Compensation for professionals who originate, package and trade commercial loans and securities is directly tied to deal volume. Base salaries are capped at about $250,000 and 75 percent or more of the bonus is transaction-based, notes Jeremy Banoff, senior director at FPL Associates, a Chicago-based recruiting and compensation consulting firm serving the real estate industry. For 2007, bonuses for all types of CMBS professionals shrank 20 percent to 40 percent as business dwindled late in the year, Banoff told eFinancialCareers.
"If you have a job, you should consider yourself lucky," Banoff adds. At most investment banks, he says, "There've been massive layoffs in the CMBS arena, across the board."
This year's compensation outlook rests on how the market fares from here. Banoff says compensation on the whole is expected to be flat or slightly higher than last year, depending how soon the market hits bottom and how rapidly it recovers. "Most people think that the first six months of '08 are going to be slow, but that things are going to pick up in the latter half of the year," says Banoff. Those expectations parallel the most popular scenario for the economy as a whole. Future fiscal and economic policy measures will help shape the outcome, he notes.

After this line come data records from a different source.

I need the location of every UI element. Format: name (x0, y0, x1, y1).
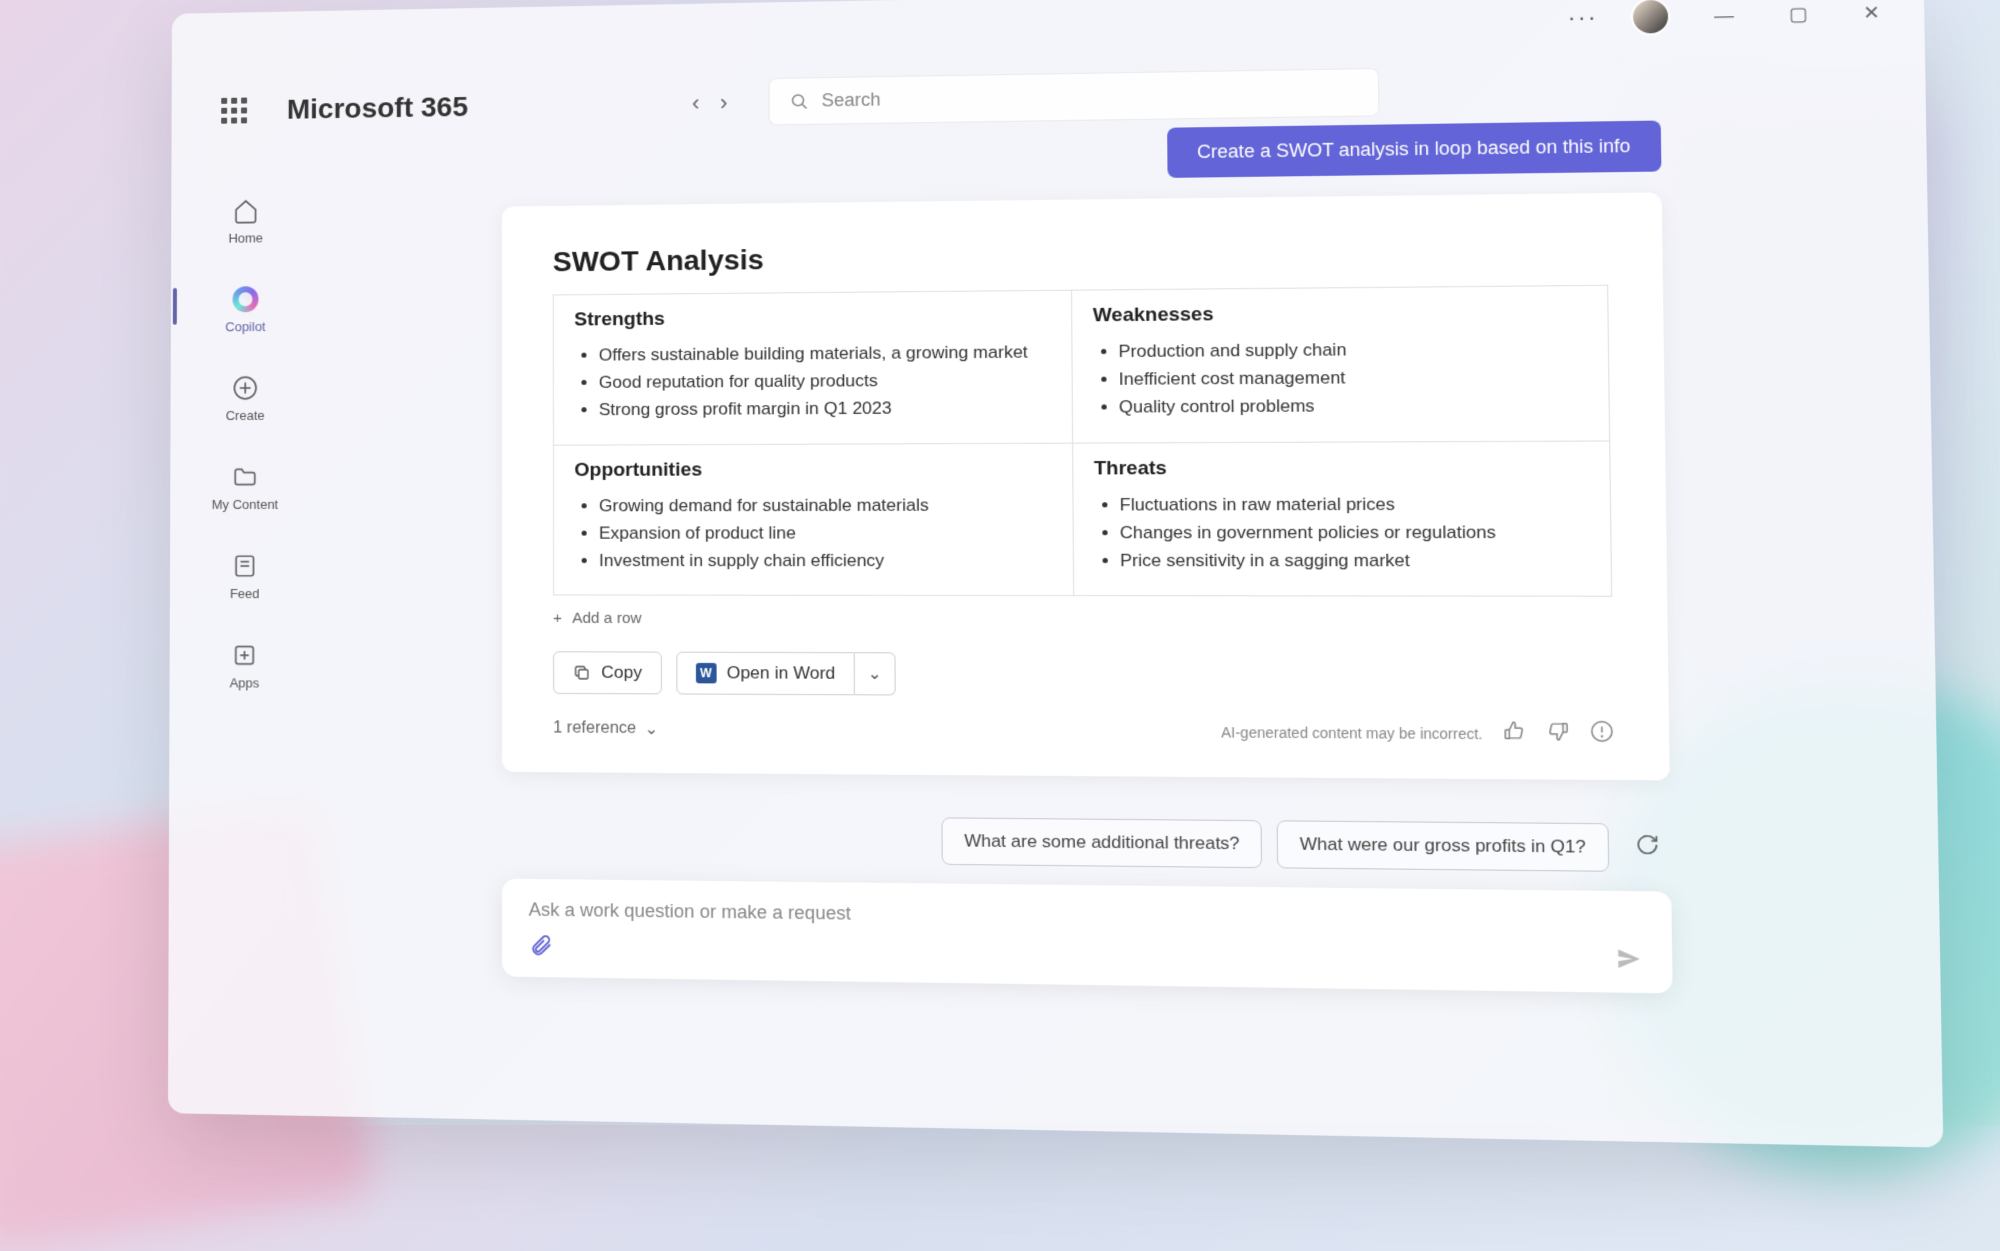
response-title: SWOT Analysis (553, 235, 1608, 279)
open-in-dropdown-button[interactable]: ⌄ (855, 652, 895, 695)
nav-forward-button[interactable]: › (720, 89, 728, 115)
minimize-button[interactable]: — (1703, 0, 1745, 31)
add-row-label: Add a row (572, 610, 641, 627)
more-options-button[interactable]: ··· (1567, 4, 1598, 31)
thumbs-up-button[interactable] (1502, 719, 1526, 748)
sidebar-item-feed[interactable]: Feed (190, 546, 300, 607)
copilot-icon (232, 285, 260, 313)
refresh-icon (1635, 833, 1660, 857)
open-in-word-button[interactable]: W Open in Word (676, 652, 855, 696)
swot-cell-strengths: Strengths Offers sustainable building ma… (553, 290, 1072, 445)
paperclip-icon (529, 933, 554, 958)
list-item: Good reputation for quality products (599, 366, 1050, 396)
open-word-label: Open in Word (727, 663, 836, 684)
swot-cell-opportunities: Opportunities Growing demand for sustain… (553, 443, 1073, 596)
search-placeholder: Search (821, 89, 880, 111)
report-button[interactable] (1590, 720, 1615, 749)
sidebar-item-home[interactable]: Home (191, 190, 301, 252)
user-message-bubble: Create a SWOT analysis in loop based on … (1167, 120, 1661, 177)
attach-button[interactable] (529, 933, 554, 963)
nav-back-button[interactable]: ‹ (692, 90, 700, 116)
chevron-down-icon: ⌄ (644, 718, 658, 738)
thumbs-down-button[interactable] (1546, 720, 1570, 749)
chevron-down-icon: ⌄ (868, 666, 882, 684)
sidebar-item-create[interactable]: Create (190, 368, 300, 430)
references-label: 1 reference (553, 719, 636, 738)
sidebar-item-label: Feed (230, 586, 260, 601)
plus-circle-icon (231, 374, 259, 402)
list-item: Changes in government policies or regula… (1120, 518, 1589, 547)
copy-label: Copy (601, 663, 642, 684)
app-title: Microsoft 365 (287, 90, 468, 125)
list-item: Offers sustainable building materials, a… (599, 338, 1050, 369)
sidebar: Home Copilot Create My Content Feed Apps (189, 190, 300, 697)
app-window: ··· — ▢ ✕ Microsoft 365 ‹ › Search Home … (168, 0, 1943, 1148)
copy-icon (573, 664, 591, 682)
sidebar-item-apps[interactable]: Apps (189, 635, 299, 697)
suggestion-chip[interactable]: What are some additional threats? (942, 817, 1262, 868)
card-actions: Copy W Open in Word ⌄ (553, 651, 1614, 699)
send-icon (1615, 945, 1644, 973)
search-icon (790, 92, 809, 110)
chat-content: Create a SWOT analysis in loop based on … (502, 120, 1673, 993)
search-input[interactable]: Search (769, 68, 1380, 126)
list-item: Production and supply chain (1118, 334, 1586, 365)
maximize-button[interactable]: ▢ (1778, 0, 1819, 29)
list-item: Fluctuations in raw material prices (1120, 489, 1589, 518)
refresh-suggestions-button[interactable] (1624, 822, 1671, 872)
quadrant-heading: Threats (1094, 456, 1588, 480)
app-launcher-icon[interactable] (221, 97, 247, 123)
swot-cell-threats: Threats Fluctuations in raw material pri… (1072, 441, 1612, 597)
avatar[interactable] (1631, 0, 1671, 36)
quadrant-heading: Weaknesses (1093, 301, 1586, 328)
folder-icon (231, 463, 259, 491)
list-item: Inefficient cost management (1119, 362, 1587, 393)
feed-icon (231, 552, 259, 580)
titlebar: ··· — ▢ ✕ (1567, 0, 1891, 37)
suggestion-chip[interactable]: What were our gross profits in Q1? (1277, 820, 1609, 872)
sidebar-item-copilot[interactable]: Copilot (191, 279, 301, 341)
list-item: Investment in supply chain efficiency (599, 547, 1051, 575)
prompt-input[interactable]: Ask a work question or make a request (502, 879, 1673, 994)
sidebar-item-label: Home (228, 230, 263, 245)
word-icon: W (696, 663, 717, 683)
send-button[interactable] (1615, 945, 1644, 978)
ai-disclaimer: AI-generated content may be incorrect. (1221, 724, 1483, 742)
copy-button[interactable]: Copy (553, 651, 662, 694)
sidebar-item-mycontent[interactable]: My Content (190, 457, 300, 518)
quadrant-heading: Strengths (574, 305, 1049, 331)
list-item: Strong gross profit margin in Q1 2023 (599, 394, 1050, 424)
sidebar-item-label: Create (226, 408, 265, 423)
add-row-button[interactable]: + Add a row (553, 610, 1613, 630)
list-item: Expansion of product line (599, 519, 1051, 547)
list-item: Growing demand for sustainable materials (599, 491, 1051, 520)
sidebar-item-label: Copilot (225, 319, 265, 334)
list-item: Quality control problems (1119, 391, 1587, 422)
response-card: SWOT Analysis Strengths Offers sustainab… (502, 192, 1670, 780)
suggestions-row: What are some additional threats? What w… (502, 813, 1671, 873)
swot-cell-weaknesses: Weaknesses Production and supply chain I… (1071, 285, 1610, 442)
sidebar-item-label: Apps (230, 675, 260, 690)
plus-icon: + (553, 610, 562, 627)
apps-icon (230, 641, 258, 669)
references-toggle[interactable]: 1 reference ⌄ (553, 718, 658, 739)
prompt-placeholder: Ask a work question or make a request (529, 899, 1643, 934)
home-icon (232, 197, 260, 225)
list-item: Price sensitivity in a sagging market (1120, 546, 1589, 575)
swot-table: Strengths Offers sustainable building ma… (553, 285, 1612, 597)
close-button[interactable]: ✕ (1852, 0, 1891, 28)
quadrant-heading: Opportunities (574, 458, 1050, 482)
sidebar-item-label: My Content (212, 497, 278, 512)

Until recently, commercial mortgage bonds were holding up far better than other mortgage derivatives caught up in the credit market meltdown. By this point, however, the CMBS market is clearly feeling the strain. Not one CMBS deal priced during January - the first month in its two-decade history that's ever happened, according to a Citigroup analyst cited by Reuters. Commercial mortgage bonds are trading at record high yield spreads over swaps and Treasuries, and an index of AAA-rated CMBS compiled by Merrill Lynch has posted a 4.7 percent loss so far this year. Stalled issuance and sinking prices reflect investors' reluctance to own anything but plain-vanilla bonds, along with concern that commercial property fundamentals - which still look strong on paper - are set to weaken in tandem with the U.S. economy.

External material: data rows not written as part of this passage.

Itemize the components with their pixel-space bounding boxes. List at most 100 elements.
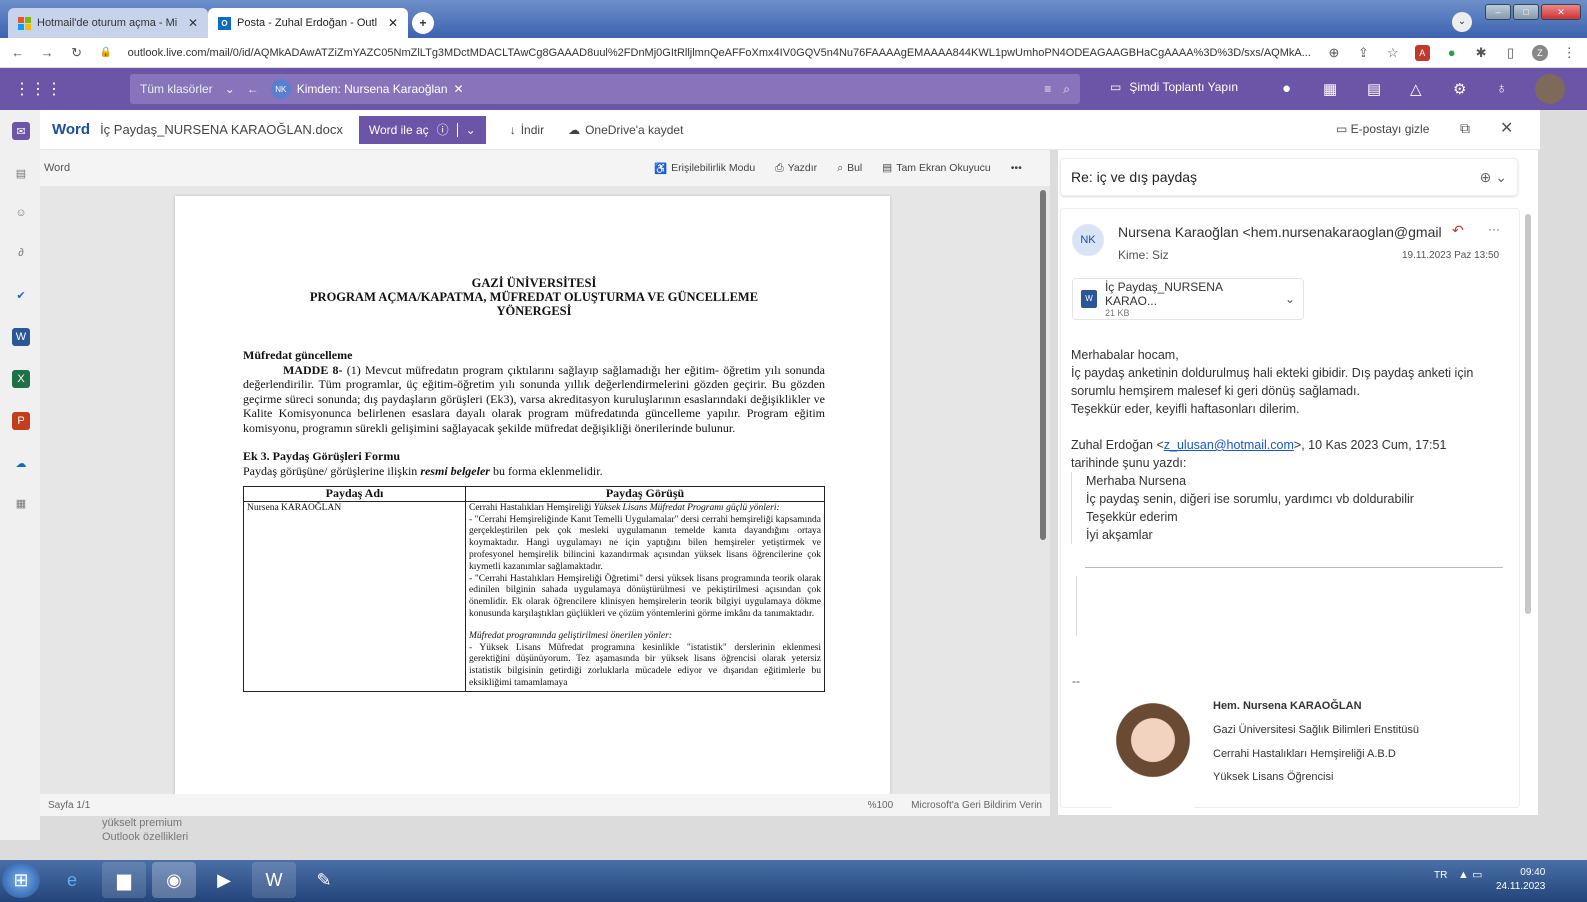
onenote-icon[interactable]: ▦ <box>1323 80 1337 98</box>
maximize-button[interactable]: □ <box>1513 4 1539 20</box>
word-rail-icon[interactable]: W <box>12 328 30 346</box>
accessibility-button[interactable]: ♿ Erişilebilirlik Modu <box>654 162 755 175</box>
gear-icon[interactable]: ⚙ <box>1453 80 1466 98</box>
quote-line: İyi akşamlar <box>1086 528 1153 542</box>
signature-line: Gazi Üniversitesi Sağlık Bilimleri Ensti… <box>1213 724 1420 736</box>
zoom-icon[interactable]: ⊕ ⌄ <box>1480 169 1507 186</box>
search-icon[interactable]: ⌕ <box>1063 82 1070 97</box>
start-button[interactable]: ⊞ <box>2 862 40 898</box>
chevron-down-icon[interactable]: ⌄ <box>456 122 476 137</box>
tab-hotmail[interactable]: Hotmail'de oturum açma - Micro ✕ <box>8 8 208 38</box>
hide-email-button[interactable]: ▭ E-postayı gizle <box>1336 122 1429 136</box>
remove-filter-icon[interactable]: ✕ <box>454 82 464 96</box>
opinion-paragraph: - "Cerrahi Hastalıkları Hemşireliği Öğre… <box>469 573 821 619</box>
tray-icons[interactable]: ▲ ▭ <box>1458 868 1482 881</box>
chevron-down-icon[interactable]: ⌄ <box>1285 292 1295 306</box>
language-indicator[interactable]: TR <box>1434 870 1447 881</box>
folder-filter[interactable]: Tüm klasörler <box>140 82 213 96</box>
reply-icon[interactable]: ↶ <box>1452 222 1464 239</box>
background-area <box>40 816 1540 860</box>
meet-now-button[interactable]: ▭ Şimdi Toplantı Yapın <box>1110 80 1238 94</box>
quote-email-link[interactable]: z_ulusan@hotmail.com <box>1164 438 1294 452</box>
close-tab-icon[interactable]: ✕ <box>188 16 198 30</box>
close-tab-icon[interactable]: ✕ <box>388 16 398 30</box>
zoom-level[interactable]: %100 <box>868 800 894 811</box>
puzzle-icon[interactable]: ✱ <box>1473 45 1488 61</box>
menu-icon[interactable]: ⋮ <box>1562 45 1577 61</box>
media-icon[interactable]: ▶ <box>202 862 246 898</box>
save-onedrive-button[interactable]: ☁ OneDrive'a kaydet <box>568 123 683 137</box>
feedback-link[interactable]: Microsoft'a Geri Bildirim Verin <box>911 800 1042 811</box>
minimize-button[interactable]: – <box>1485 4 1511 20</box>
profile-avatar-icon[interactable]: Z <box>1532 44 1548 61</box>
ek-heading: Ek 3. Paydaş Görüşleri Formu <box>243 449 401 463</box>
excel-rail-icon[interactable]: X <box>12 370 30 388</box>
forward-icon[interactable]: → <box>39 45 54 61</box>
calendar-icon[interactable]: ▤ <box>1367 80 1381 98</box>
quote-header: Zuhal Erdoğan <z_ulusan@hotmail.com>, 10… <box>1071 436 1511 454</box>
madde-label: MADDE 8- <box>283 362 343 377</box>
mail-icon[interactable]: ✉ <box>12 122 30 140</box>
chevron-down-icon[interactable]: ⌄ <box>225 82 235 96</box>
sidepanel-icon[interactable]: ▯ <box>1503 45 1518 61</box>
system-clock[interactable]: 09:40 24.11.2023 <box>1496 866 1545 894</box>
window-controls: – □ ✕ <box>1485 4 1581 20</box>
powerpoint-rail-icon[interactable]: P <box>12 412 30 430</box>
url-text[interactable]: outlook.live.com/mail/0/id/AQMkADAwATZiZ… <box>128 47 1313 59</box>
close-window-button[interactable]: ✕ <box>1541 4 1581 20</box>
quote-sender: Zuhal Erdoğan < <box>1071 438 1164 452</box>
attachment-card[interactable]: W İç Paydaş_NURSENA KARAO... 21 KB ⌄ <box>1072 278 1304 320</box>
reload-icon[interactable]: ↻ <box>69 45 84 61</box>
skype-icon[interactable]: ● <box>1282 80 1291 97</box>
more-apps-icon[interactable]: ▦ <box>12 494 30 512</box>
chrome-icon[interactable]: ◉ <box>152 862 196 898</box>
star-icon[interactable]: ☆ <box>1385 45 1400 61</box>
print-button[interactable]: ⎙ Yazdır <box>775 162 817 175</box>
attach-icon[interactable]: ∂ <box>12 244 30 262</box>
share-icon[interactable]: ⇪ <box>1356 45 1371 61</box>
lightbulb-icon[interactable]: ♁ <box>1496 80 1507 97</box>
lock-icon[interactable]: 🔒 <box>98 45 113 61</box>
document-scrollbar[interactable] <box>1040 190 1046 540</box>
more-options-icon[interactable]: ••• <box>1011 162 1022 174</box>
popout-icon[interactable]: ⧉ <box>1460 120 1470 137</box>
reader-button[interactable]: ▤ Tam Ekran Okuyucu <box>882 162 990 174</box>
paint-icon[interactable]: ✎ <box>302 862 346 898</box>
find-button[interactable]: ⌕ Bul <box>837 162 862 175</box>
calendar-rail-icon[interactable]: ▤ <box>12 164 30 182</box>
ie-icon[interactable]: e <box>50 862 94 898</box>
word-taskbar-icon[interactable]: W <box>252 862 296 898</box>
filter-icon[interactable]: ≡ <box>1044 82 1051 96</box>
onedrive-icon[interactable]: ☁ <box>12 454 30 472</box>
extension-icon[interactable]: ● <box>1444 45 1459 61</box>
download-label: İndir <box>520 122 545 137</box>
info-icon[interactable]: ⓘ <box>437 121 449 138</box>
back-arrow-icon[interactable]: ← <box>247 82 259 96</box>
from-filter-chip[interactable]: NK Kimden: Nursena Karaoğlan ✕ <box>270 79 464 99</box>
todo-icon[interactable]: ✔ <box>12 286 30 304</box>
close-icon[interactable]: ✕ <box>1500 118 1513 138</box>
doc-paragraph: MADDE 8- (1) Mevcut müfredatın program ç… <box>243 363 825 436</box>
body-line: İç paydaş anketinin doldurulmuş hali ekt… <box>1071 366 1474 398</box>
app-launcher-icon[interactable]: ⋮⋮⋮ <box>14 79 62 99</box>
search-filter-bar[interactable]: Tüm klasörler ⌄ ← NK Kimden: Nursena Kar… <box>130 74 1080 104</box>
mail-scrollbar[interactable] <box>1525 214 1531 614</box>
open-in-word-button[interactable]: Word ile aç ⓘ ⌄ <box>358 115 486 144</box>
profile-chevron-icon[interactable]: ⌄ <box>1452 12 1472 32</box>
bell-icon[interactable]: △ <box>1410 80 1422 98</box>
pdf-extension-icon[interactable]: A <box>1414 44 1430 61</box>
premium-promo[interactable]: yükselt premium Outlook özellikleri <box>102 816 188 844</box>
word-toolbar-label: Word <box>44 162 71 174</box>
people-icon[interactable]: ☺ <box>12 204 30 222</box>
document-canvas[interactable]: GAZİ ÜNİVERSİTESİ PROGRAM AÇMA/KAPATMA, … <box>40 186 1050 794</box>
table-header: Paydaş Görüşü <box>465 486 825 502</box>
tab-outlook[interactable]: O Posta - Zuhal Erdoğan - Outlook ✕ <box>208 8 408 38</box>
sender-name[interactable]: Nursena Karaoğlan <hem.nursenakaraoglan@… <box>1118 224 1450 240</box>
new-tab-button[interactable]: + <box>412 12 434 34</box>
back-icon[interactable]: ← <box>10 45 25 61</box>
download-button[interactable]: ↓ İndir <box>510 123 544 137</box>
zoom-icon[interactable]: ⊕ <box>1326 45 1341 61</box>
more-actions-icon[interactable]: ··· <box>1488 222 1500 236</box>
explorer-icon[interactable]: ▆ <box>102 862 146 898</box>
user-avatar[interactable] <box>1535 74 1565 104</box>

According to Bloomberg, Morgan Stanley and Bear Stearns sold $1.2 billion of bonds this week in 2008's first CMBS deal. Half of it was in the top-rated tranche, which priced to yield 6.75 percent. Loans backing the securities include a Nebraska shopping center, a Hilton hotel in Indianapolis, a mall in a Washington, D.C., suburb, and a GE health-care facility in Wisconsin. Kara McShane, Morgan Stanley's head of CMBS syndicate, told the newswire "clearly it is unusual" for the bank to complete no CMBS deal until mid-February.